EAGER: ISN: Disrupting Exploitation and Trafficking Labor Supply Networks in Post-Harvey Rebuild
University Of Texas At Austin, Austin TX
Investigators
Abstract
This EArly-concept Grants for Exploratory Research (EAGER) project will contribute to the national security, prosperity and welfare by improving understanding of the states of laborers exploitation and trafficking that often occurs in the chaotic rebuild and recovery environment following a natural disaster. Construction workers are extremely vulnerable to exploitation and human trafficking, especially in the post-disaster settings. Through retrospective interviews among Houston-area laborers, this project will facilitate scientific understanding of the illicit supply networks in the construction industry in the post-Harvey rebuilding efforts and evaluate potential countermeasures for their disruption. The project will be a first step toward disrupting human trafficking in other industry sectors. It will involve early-career scholars, graduate students, women, minorities, and multiple institutions, and will more broadly facilitate future involvement of the operations research community in the disruption of illicit supply networks. This research project will address several novel and unique features encountered in the complex post-disaster labor trafficking ecosystem, including stochastic systems with partial information to capture the case where a laborer's state cannot be directly observed.
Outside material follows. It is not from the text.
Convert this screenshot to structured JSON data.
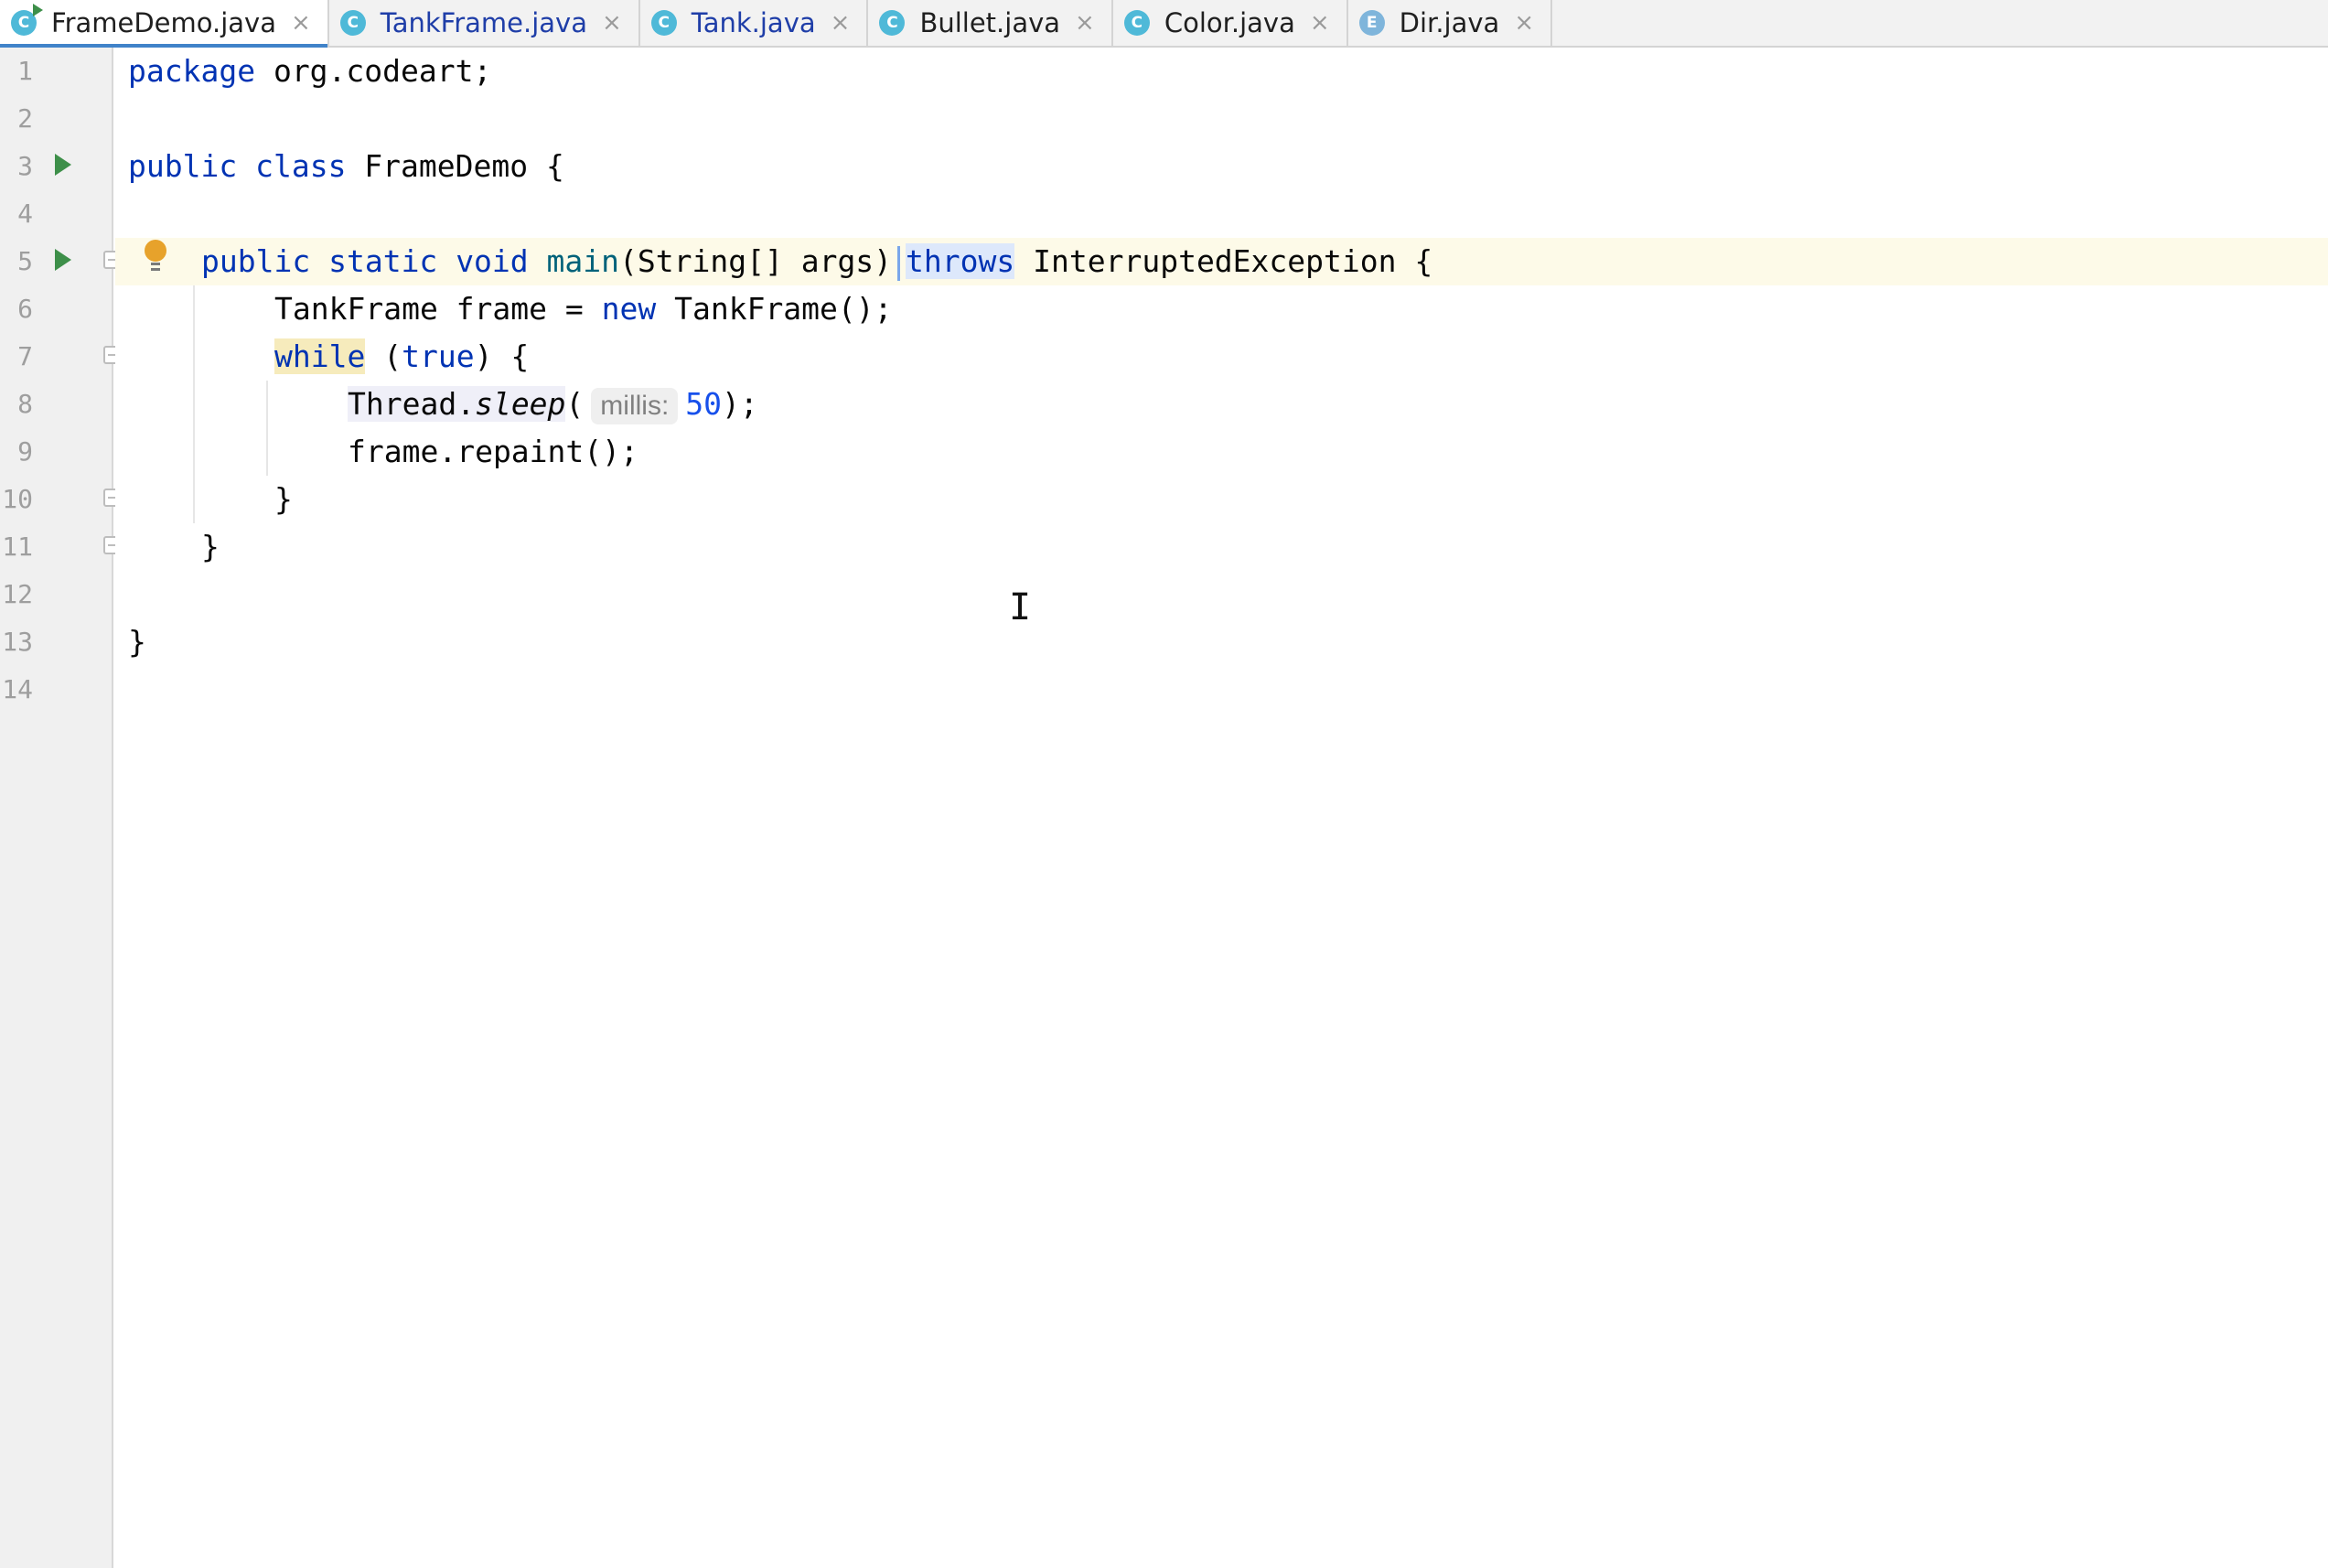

In addition, the employment status of construction laborers generally changes relatively frequently. These status or state changes and the associated decisions and actions by ecosystem participants will require researchers to explore the merit of multi-period dynamic stochastic games in capturing these dynamics. The planned multi-agent stochastic decision-making framework will be developed based on real-world evidence from the retrospective field interviews wherein laborers will provide a recalled trajectory of employment and behaviors experienced since Hurricane Harvey or their arrival to the affected region. The partial observability of victims and adaptive behavior of the traffickers will also be captured. Stochastic model development will be supported and evaluated with multiagent simulation models. This award reflects NSF's statutory mission and has been deemed worthy of support through evaluation using the Foundation's intellectual merit and broader impacts review criteria.